Certains bureaux ont été transformés en agence postale communale ou en relais poste commerçant. La Poste, elle parle de « points de contact », mais le fait est que les services proposés ne sont pas les mêmes qu'un bureau de poste. Il n'y a qu'à Chapelle-des-Bois où la création de l'agence postale dans la mairie a apporté un plus : il n'y avait pas de bureau avant : « C'est rare… et positif », reconnaît la syndicaliste.

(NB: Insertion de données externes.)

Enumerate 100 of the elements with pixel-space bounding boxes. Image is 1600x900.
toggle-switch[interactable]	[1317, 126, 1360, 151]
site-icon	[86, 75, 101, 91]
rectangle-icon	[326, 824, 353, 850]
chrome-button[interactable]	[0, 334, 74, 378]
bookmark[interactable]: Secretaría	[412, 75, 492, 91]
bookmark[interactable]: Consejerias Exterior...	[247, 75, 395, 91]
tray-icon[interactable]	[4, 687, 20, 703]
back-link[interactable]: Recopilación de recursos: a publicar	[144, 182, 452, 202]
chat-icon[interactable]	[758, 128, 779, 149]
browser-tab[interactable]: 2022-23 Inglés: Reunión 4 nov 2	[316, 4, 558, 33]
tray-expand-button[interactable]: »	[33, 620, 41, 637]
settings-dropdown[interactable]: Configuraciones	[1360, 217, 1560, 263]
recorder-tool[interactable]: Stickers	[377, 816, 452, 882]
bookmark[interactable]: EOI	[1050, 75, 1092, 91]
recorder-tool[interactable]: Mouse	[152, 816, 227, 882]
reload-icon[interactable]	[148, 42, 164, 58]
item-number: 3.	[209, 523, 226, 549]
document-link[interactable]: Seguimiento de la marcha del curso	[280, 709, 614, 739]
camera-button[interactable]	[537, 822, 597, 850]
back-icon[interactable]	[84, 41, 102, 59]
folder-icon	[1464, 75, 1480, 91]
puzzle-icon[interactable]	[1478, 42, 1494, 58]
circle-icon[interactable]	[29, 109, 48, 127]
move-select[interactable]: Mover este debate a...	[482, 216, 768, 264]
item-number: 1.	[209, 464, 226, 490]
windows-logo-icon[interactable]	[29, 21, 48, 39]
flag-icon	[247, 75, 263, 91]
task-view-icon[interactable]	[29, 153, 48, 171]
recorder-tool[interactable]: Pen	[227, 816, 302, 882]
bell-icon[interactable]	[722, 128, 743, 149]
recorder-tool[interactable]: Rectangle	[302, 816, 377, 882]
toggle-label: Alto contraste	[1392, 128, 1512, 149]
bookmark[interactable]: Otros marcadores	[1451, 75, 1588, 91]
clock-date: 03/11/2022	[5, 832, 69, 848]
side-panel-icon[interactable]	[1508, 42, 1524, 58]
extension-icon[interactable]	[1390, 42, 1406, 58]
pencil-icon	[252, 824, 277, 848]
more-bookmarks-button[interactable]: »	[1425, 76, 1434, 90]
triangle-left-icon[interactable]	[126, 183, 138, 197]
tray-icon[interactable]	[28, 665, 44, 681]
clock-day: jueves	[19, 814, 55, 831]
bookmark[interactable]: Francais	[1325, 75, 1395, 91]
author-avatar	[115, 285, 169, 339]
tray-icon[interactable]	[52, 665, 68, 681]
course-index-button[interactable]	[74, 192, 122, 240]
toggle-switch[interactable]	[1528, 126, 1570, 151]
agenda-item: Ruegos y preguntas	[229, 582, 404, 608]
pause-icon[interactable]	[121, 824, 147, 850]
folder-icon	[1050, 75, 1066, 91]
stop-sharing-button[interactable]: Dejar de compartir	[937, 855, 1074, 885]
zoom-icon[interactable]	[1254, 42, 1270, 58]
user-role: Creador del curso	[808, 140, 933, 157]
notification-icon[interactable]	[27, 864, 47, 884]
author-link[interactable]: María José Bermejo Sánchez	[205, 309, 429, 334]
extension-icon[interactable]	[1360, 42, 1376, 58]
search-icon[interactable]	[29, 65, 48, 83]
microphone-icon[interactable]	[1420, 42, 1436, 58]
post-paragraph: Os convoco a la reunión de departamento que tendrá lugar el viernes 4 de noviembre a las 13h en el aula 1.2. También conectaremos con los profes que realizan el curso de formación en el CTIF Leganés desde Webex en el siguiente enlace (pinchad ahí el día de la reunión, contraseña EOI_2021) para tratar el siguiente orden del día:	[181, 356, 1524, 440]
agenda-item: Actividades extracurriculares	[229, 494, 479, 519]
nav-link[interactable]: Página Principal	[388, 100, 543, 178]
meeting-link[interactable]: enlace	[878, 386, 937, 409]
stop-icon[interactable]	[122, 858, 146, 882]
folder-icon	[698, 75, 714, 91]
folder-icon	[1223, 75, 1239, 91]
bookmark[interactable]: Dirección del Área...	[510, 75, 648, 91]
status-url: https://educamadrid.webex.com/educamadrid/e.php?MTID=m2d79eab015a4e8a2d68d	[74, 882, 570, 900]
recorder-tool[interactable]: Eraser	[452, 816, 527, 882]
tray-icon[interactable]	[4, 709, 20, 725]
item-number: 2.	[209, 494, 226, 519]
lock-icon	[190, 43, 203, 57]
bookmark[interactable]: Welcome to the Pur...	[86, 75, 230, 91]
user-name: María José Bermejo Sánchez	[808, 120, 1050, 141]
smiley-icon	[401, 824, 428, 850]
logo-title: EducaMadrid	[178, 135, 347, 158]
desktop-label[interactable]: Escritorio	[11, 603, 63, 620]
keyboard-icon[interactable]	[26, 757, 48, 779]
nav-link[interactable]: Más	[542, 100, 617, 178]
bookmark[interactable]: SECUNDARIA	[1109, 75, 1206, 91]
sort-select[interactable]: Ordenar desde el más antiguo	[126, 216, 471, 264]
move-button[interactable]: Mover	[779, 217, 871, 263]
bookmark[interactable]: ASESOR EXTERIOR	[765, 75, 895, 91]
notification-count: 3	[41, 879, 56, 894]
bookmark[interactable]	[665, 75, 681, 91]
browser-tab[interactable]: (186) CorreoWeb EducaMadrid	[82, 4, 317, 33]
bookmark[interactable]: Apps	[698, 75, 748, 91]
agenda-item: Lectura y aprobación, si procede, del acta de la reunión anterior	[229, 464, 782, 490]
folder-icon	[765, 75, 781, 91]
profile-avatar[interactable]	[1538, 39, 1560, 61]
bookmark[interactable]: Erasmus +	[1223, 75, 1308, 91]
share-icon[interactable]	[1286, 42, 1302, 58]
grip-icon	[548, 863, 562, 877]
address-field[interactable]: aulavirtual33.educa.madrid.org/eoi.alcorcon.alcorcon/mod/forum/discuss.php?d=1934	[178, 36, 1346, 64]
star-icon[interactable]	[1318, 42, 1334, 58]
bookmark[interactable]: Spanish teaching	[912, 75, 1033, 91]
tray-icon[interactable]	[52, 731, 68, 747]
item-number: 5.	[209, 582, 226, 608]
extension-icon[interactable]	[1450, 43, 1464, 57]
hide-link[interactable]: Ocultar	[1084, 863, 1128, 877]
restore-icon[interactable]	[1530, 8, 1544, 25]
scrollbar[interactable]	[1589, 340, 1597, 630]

Il y a une quinzaine d'années, le Doubs comptait encore 250 bureaux de poste et autant de receveurs. Les plus petits avaient au moins « deux agents, un facteur et un receveur qui gérait les relations avec les élus locaux, faisait le chef d'équipe, s'occupait des opérations bancaires », explique Elisabeth Louis, de SUD-PTT. « En 2018, il restait environ 200 bureaux ruraux en Franche-Comté, on nous a annoncé qu'il n'en resterait plus que 70 dont 65 de plein exercice en 2020, tous les bureaux avec un seul guichetier étant appelés à fermer », ajoute Julien Juif. Aujourd'hui, ne restent plus que neuf directeurs d'établissements et la Poste a « un corporate qui annonce aux élus que leur bureau va fermer », souligne Elisabeth Louis.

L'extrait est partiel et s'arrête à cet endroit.